For a while there I had both Opus 4.6 and Codex access and I frequently pitted them against each other, I never once saw Opus come out ahead. Opus was good as a reviewer though, but as an implementer it just felt lazy compared to 5.4 xhigh.
One feature that I haven’t seen discussed that much is how codex has auto-review on tool runs. No longer are you a slave to all or nothing confirmations or endless bugging, it’s such a bad pattern.
Even in a week of heavy duty work and personal use I still haven’t been able to exhaust the usage on the $200 plan.
I’ll probably change my mind when (not IF) OpenAI rug pull, but for spring ‘26, codex is definitely the better deal.
The models and tools levelling out is great for users because the cost of switching is basically nil. I'm reading people ITT saying they signed up for a year - big mistake. A year is a decade right now.
Now with Opus 4.7 of course the “burden” of adjusting reasoning effort has been taken away from you even at the API level.
In my experience people don’t change the thinking level at all.
Codex is abysmal for UI design imo.
But if you go information architecture first and have that codified in some way (espescially if you already have the templates), then you can nudge any agent to go straight into CSS and it will produce something reasonable.
I still have their subscription, but am using pi now, mainly because something happened that made my opencode sessions unusable (cannot continue them, just blanks out, I assume something in the sqlite is fucked), and I cannot be bothered to debug it.
For what I use the agents, the Chinese models are enough
Plus I like being able to switch a model.

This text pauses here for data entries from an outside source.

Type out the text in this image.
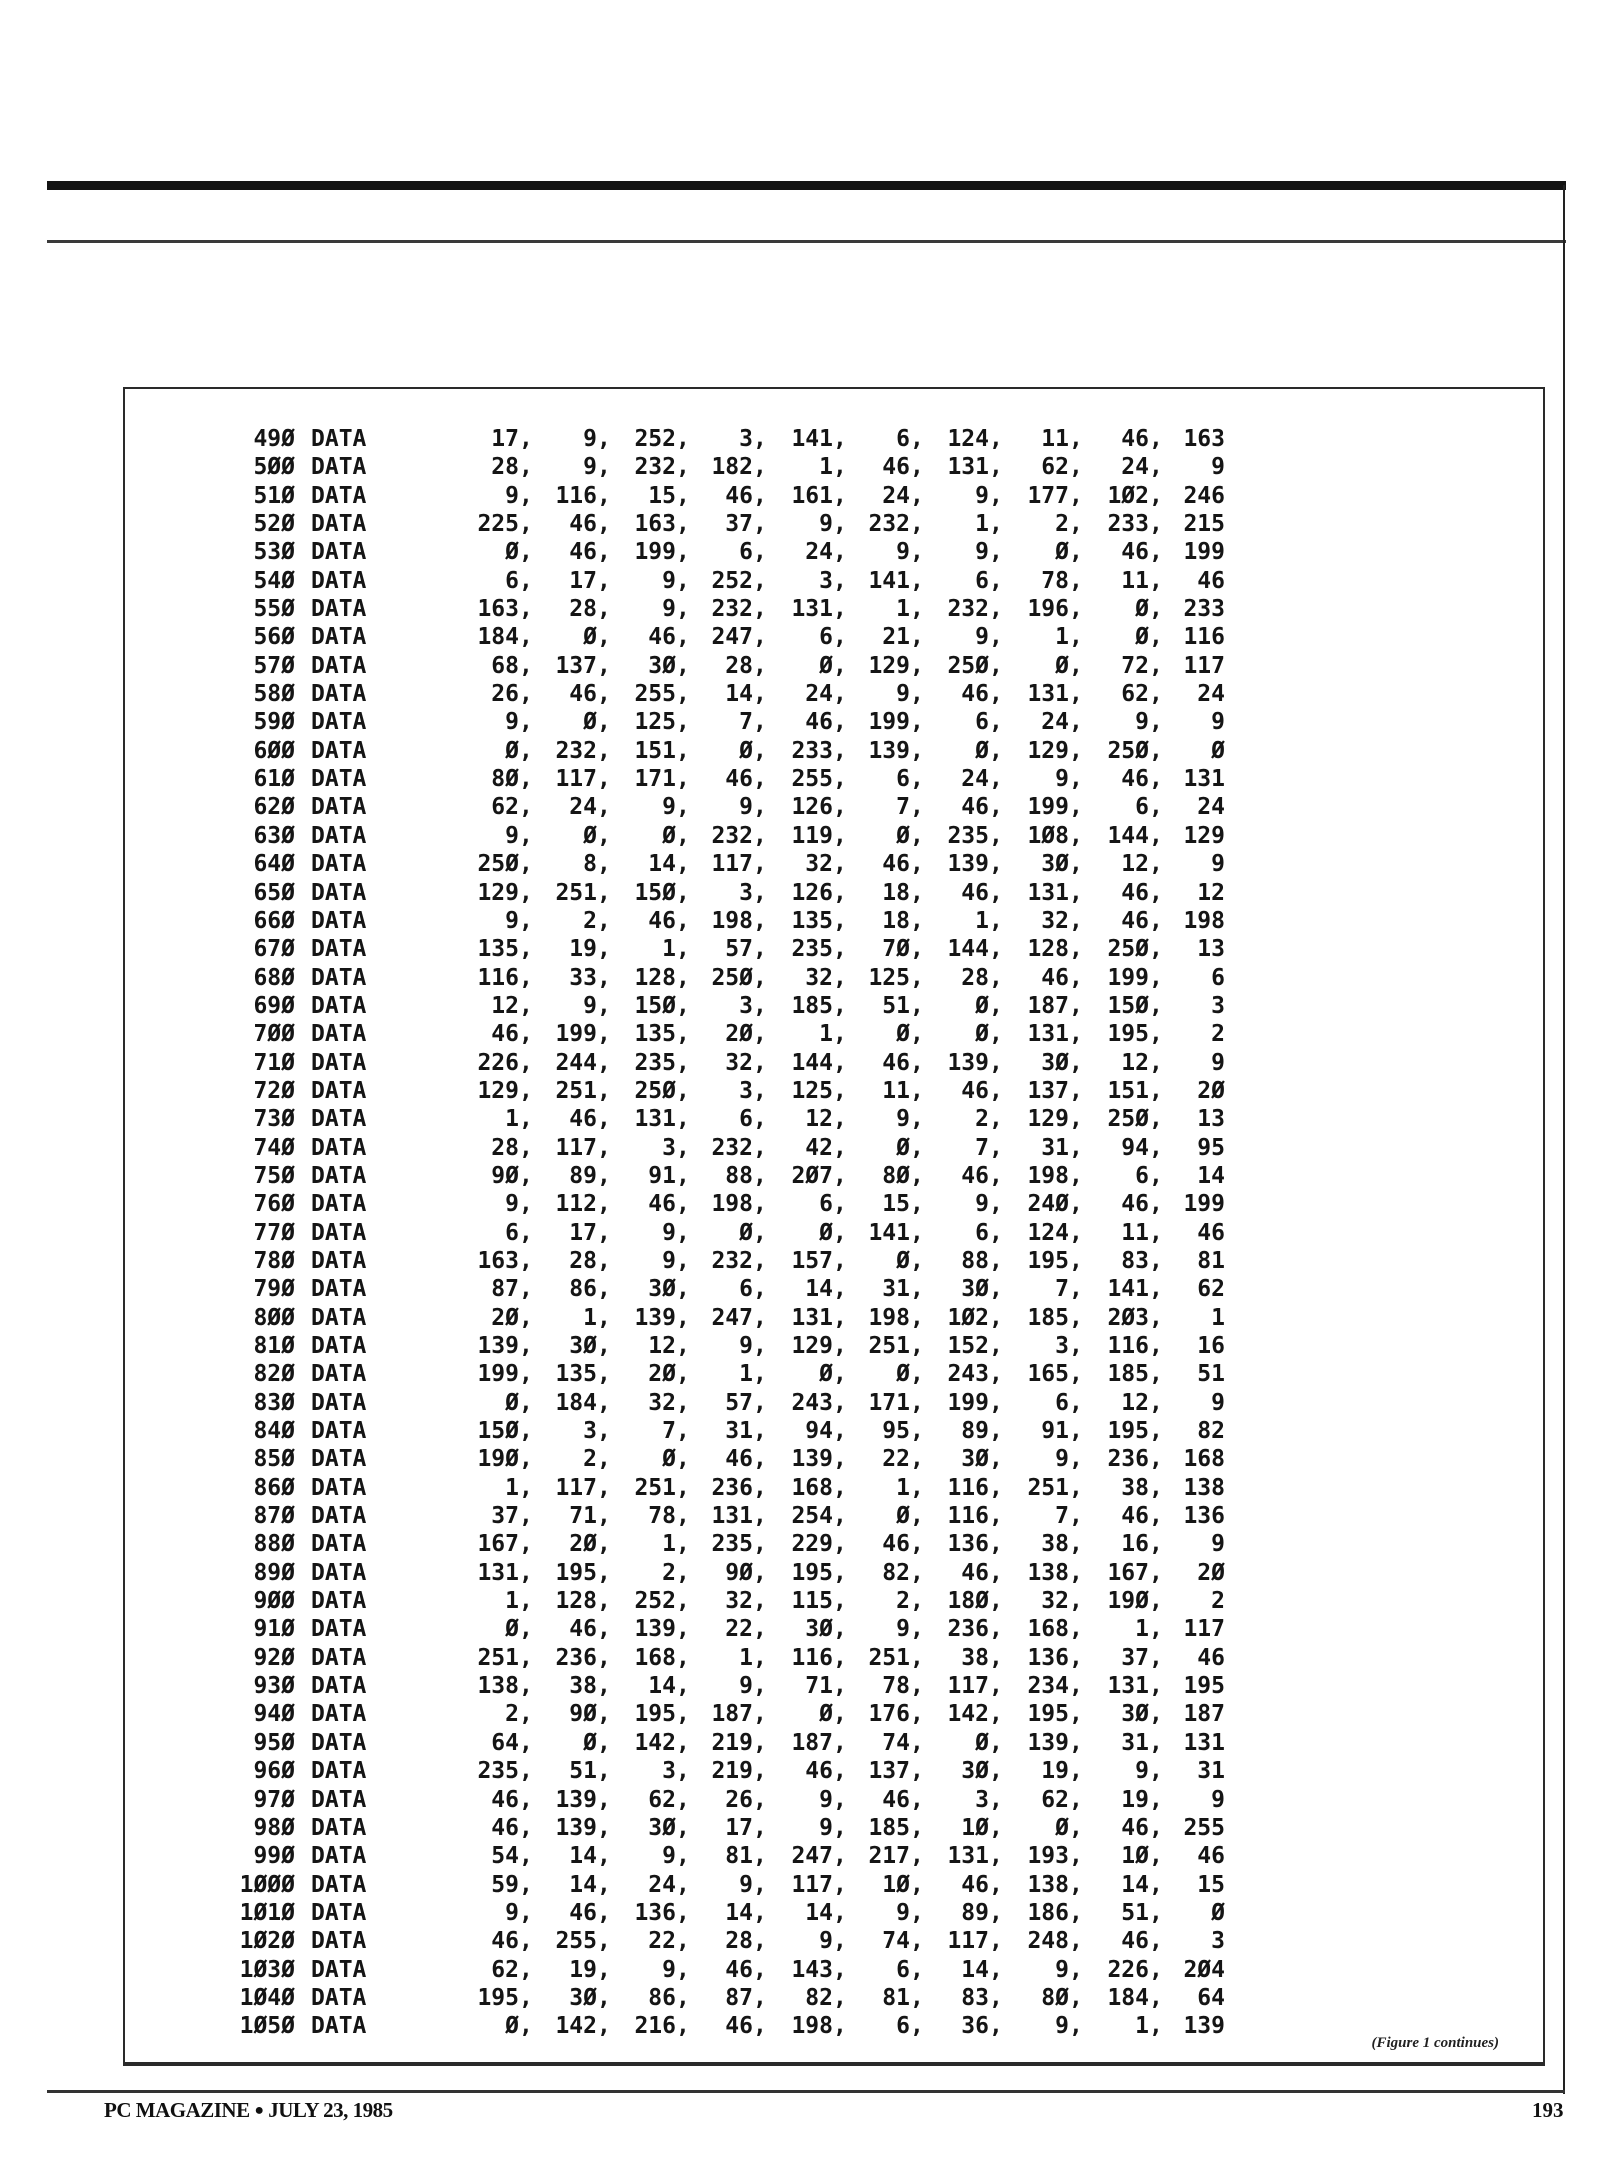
49Ø DATA	17 ,	9 ,	252 ,	3 ,	141 ,	6 ,	124 ,	11 ,	46 , 163
5ØØ DATA	28 ,	9 ,	232 , 182 ,	1 ,	46 ,	131 ,	62 ,	24 ,	9
51Ø DATA	9 , 116 ,	15 ,	46 ,	161 ,	24 ,	9 ,	177 ,	1Ø2 , 246
52Ø DATA	225 ,	46 ,	163 ,	37 ,	9 , 232 ,	1 ,	2 ,	233 , 215
53Ø DATA	Ø ,	46 ,	199 ,	6 ,	24 ,	9 ,	9 ,	Ø ,	46 , 199
54Ø DATA	6 ,	17 ,	9 , 252 ,	3 , 141 ,	6 ,	78 ,	11 ,	46
55Ø DATA	163 ,	28 ,	9 , 232 ,	131 ,	1 ,	232 ,	196 ,	Ø , 233
56Ø DATA	184 ,	Ø ,	46 , 247 ,	6 ,	21 ,	9 ,	1 ,	Ø , 116
57Ø DATA	68 , 137 ,	3Ø ,	28 ,	Ø , 129 ,	25Ø ,	Ø ,	72 , 117
58Ø DATA	26 ,	46 ,	255 ,	14 ,	24 ,	9 ,	46 ,	131 ,	62 ,	24
59Ø DATA	9 ,	Ø ,	125 ,	7 ,	46 , 199 ,	6 ,	24 ,	9 ,	9
6ØØ DATA	Ø , 232 ,	151 ,	Ø ,	233 , 139 ,	Ø ,	129 ,	25Ø ,	Ø
61Ø DATA	8Ø , 117 ,	171 ,	46 ,	255 ,	6 ,	24 ,	9 ,	46 , 131
62Ø DATA	62 ,	24 ,	9 ,	9 ,	126 ,	7 ,	46 ,	199 ,	6 ,	24
63Ø DATA	9 ,	Ø ,	Ø , 232 ,	119 ,	Ø ,	235 ,	1Ø8 ,	144 , 129
64Ø DATA	25Ø ,	8 ,	14 , 117 ,	32 ,	46 ,	139 ,	3Ø ,	12 ,	9
65Ø DATA	129 , 251 ,	15Ø ,	3 ,	126 ,	18 ,	46 ,	131 ,	46 ,	12
66Ø DATA	9 ,	2 ,	46 , 198 ,	135 ,	18 ,	1 ,	32 ,	46 , 198
67Ø DATA	135 ,	19 ,	1 ,	57 ,	235 ,	7Ø ,	144 ,	128 ,	25Ø ,	13
68Ø DATA	116 ,	33 ,	128 , 25Ø ,	32 , 125 ,	28 ,	46 ,	199 ,	6
69Ø DATA	12 ,	9 ,	15Ø ,	3 ,	185 ,	51 ,	Ø ,	187 ,	15Ø ,	3
7ØØ DATA	46 , 199 ,	135 ,	2Ø ,	1 ,	Ø ,	Ø ,	131 ,	195 ,	2
71Ø DATA	226 , 244 ,	235 ,	32 ,	144 ,	46 ,	139 ,	3Ø ,	12 ,	9
72Ø DATA	129 , 251 ,	25Ø ,	3 ,	125 ,	11 ,	46 ,	137 ,	151 ,	2Ø
73Ø DATA	1 ,	46 ,	131 ,	6 ,	12 ,	9 ,	2 ,	129 ,	25Ø ,	13
74Ø DATA	28 , 117 ,	3 , 232 ,	42 ,	Ø ,	7 ,	31 ,	94 ,	95
75Ø DATA	9Ø ,	89 ,	91 ,	88 ,	2Ø7 ,	8Ø ,	46 ,	198 ,	6 ,	14
76Ø DATA	9 , 112 ,	46 , 198 ,	6 ,	15 ,	9 ,	24Ø ,	46 , 199
77Ø DATA	6 ,	17 ,	9 ,	Ø ,	Ø , 141 ,	6 ,	124 ,	11 ,	46
78Ø DATA	163 ,	28 ,	9 , 232 ,	157 ,	Ø ,	88 ,	195 ,	83 ,	81
79Ø DATA	87 ,	86 ,	3Ø ,	6 ,	14 ,	31 ,	3Ø ,	7 ,	141 ,	62
8ØØ DATA	2Ø ,	1 ,	139 , 247 ,	131 , 198 ,	1Ø2 ,	185 ,	2Ø3 ,	1
81Ø DATA	139 ,	3Ø ,	12 ,	9 ,	129 , 251 ,	152 ,	3 ,	116 ,	16
82Ø DATA	199 , 135 ,	2Ø ,	1 ,	Ø ,	Ø ,	243 ,	165 ,	185 ,	51
83Ø DATA	Ø , 184 ,	32 ,	57 ,	243 , 171 ,	199 ,	6 ,	12 ,	9
84Ø DATA	15Ø ,	3 ,	7 ,	31 ,	94 ,	95 ,	89 ,	91 ,	195 ,	82
85Ø DATA	19Ø ,	2 ,	Ø ,	46 ,	139 ,	22 ,	3Ø ,	9 ,	236 , 168
86Ø DATA	1 , 117 ,	251 , 236 ,	168 ,	1 ,	116 ,	251 ,	38 , 138
87Ø DATA	37 ,	71 ,	78 , 131 ,	254 ,	Ø ,	116 ,	7 ,	46 , 136
88Ø DATA	167 ,	2Ø ,	1 , 235 ,	229 ,	46 ,	136 ,	38 ,	16 ,	9
89Ø DATA	131 , 195 ,	2 ,	9Ø ,	195 ,	82 ,	46 ,	138 ,	167 ,	2Ø
9ØØ DATA	1 , 128 ,	252 ,	32 ,	115 ,	2 ,	18Ø ,	32 ,	19Ø ,	2
91Ø DATA	Ø ,	46 ,	139 ,	22 ,	3Ø ,	9 ,	236 ,	168 ,	1 , 117
92Ø DATA	251 , 236 ,	168 ,	1 ,	116 , 251 ,	38 ,	136 ,	37 ,	46
93Ø DATA	138 ,	38 ,	14 ,	9 ,	71 ,	78 ,	117 ,	234 ,	131 , 195
94Ø DATA	2 ,	9Ø ,	195 , 187 ,	Ø , 176 ,	142 ,	195 ,	3Ø , 187
95Ø DATA	64 ,	Ø ,	142 , 219 ,	187 ,	74 ,	Ø ,	139 ,	31 , 131
96Ø DATA	235 ,	51 ,	3 , 219 ,	46 , 137 ,	3Ø ,	19 ,	9 ,	31
97Ø DATA	46 , 139 ,	62 ,	26 ,	9 ,	46 ,	3 ,	62 ,	19 ,	9
98Ø DATA	46 , 139 ,	3Ø ,	17 ,	9 , 185 ,	1Ø ,	Ø ,	46 , 255
99Ø DATA	54 ,	14 ,	9 ,	81 ,	247 , 217 ,	131 ,	193 ,	1Ø ,	46
1ØØØ DATA	59 ,	14 ,	24 ,	9 ,	117 ,	1Ø ,	46 ,	138 ,	14 ,	15
1Ø1Ø DATA	9 ,	46 ,	136 ,	14 ,	14 ,	9 ,	89 ,	186 ,	51 ,	Ø
1Ø2Ø DATA	46 , 255 ,	22 ,	28 ,	9 ,	74 ,	117 ,	248 ,	46 ,	3
1Ø3Ø DATA	62 ,	19 ,	9 ,	46 ,	143 ,	6 ,	14 ,	9 ,	226 , 2Ø4
1Ø4Ø DATA	195 ,	3Ø ,	86 ,	87 ,	82 ,	81 ,	83 ,	8Ø ,	184 ,	64
1Ø5Ø DATA	Ø , 142 ,	216 ,	46 ,	198 ,	6 ,	36 ,	9 ,	1 , 139
(Figure 1 continues)
PC MAGAZINE ● JULY 23, 1985	193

Anthropic models write much better code, they are easy to follow, reasonable and very close to what I would done if I had the time... OpenAI's on the other hand generate extremely complex solutions to the simplest problems.
I was so disappointed by non-Anthropic models, that for a couple of weeks I only used Anthropic models, but based on this thread, I'll go back and give it another try. It's good to go back and try things again every couple of weeks.
Of course, I was annoyed that they lobotomized 4.6, the difference was day and night, and Anthropic is certainly not a company I trust. In my opinion, it shows their willingness to rugpull, so I'm looking at other approaches. Since 4.7, things went back to normal, things you'd expect to work just work.
Had to stop because they don't like us proxying requests anymore.
Some negative signal for better overall view on things: I'm still with Anthropic and will probably stay with them for the foreseeable future.
I think after DoD/DoW shenanigans (which in of itself felt like a reasonable take on the part of Anthrpic) they got a bunch of visibility and new users, so them hitting some scaling limits is pretty much inevitable - so some service disruption is inevitable. Couple this with the tokenizer changes and seeming decrease in model performance (adaptive thinking etc.), and lots of people will be rightfully pissed off, alongside increased downtime (doesn't matter that much for me, definitely does matter for anything time-sensitive).
At the same time, in practice I've only seen it do stupid things across 8 million tokens about 5 times (confusing user/assistant roles, not reading files that should be obvious for a given use case, and picking trivially wrong/stupid solutions when planning things), alongside another 4 times that tests/my ProjectLint tool caught that I would have missed. The error rate is still arguably lower than mine, though I work in a very well known and represented domain (webdev with a bunch of DevOps and also some ML stuff, and integration with various APIs etc.).
At the same time, the 85 EUR they gave to me for free has been enough to weather the instability in regards to pricing changes and peak usage. They've fixed most of the issues I had with Claude Code (notably performance), and the sub-agent support is great and it's way better than OpenCode in my experience. They also keep shipping new features that are pretty nice, like Dispatch and Routines and Design, those features also seem nice and not like something completely misdirected, so that's nice. The Opus 4.7 model quality with high reasoning is actually pretty nice as well and works better than most of the other models I've tried (OpenAI ones are good, I just prefer Claude phrasing/language/approaches/the overall vibe, not even sure what I'd call it exactly, all the stuff in addition to the technical capabilities).
At the same time, if they mess too much with the 100 USD tier, I bet I could go to OpenAI or try out the GLM 5.1 subscription without too many issues. For now they're replacing all the other providers for me. Oh also I find the subscription vs API token-based payment approach annoying, but I guess that's how they make their money.
All these models and agents are shortcuts for all of us to be lazy and play games and watch YouTube or Netflix because we use them to work-less, well the party will be over soon.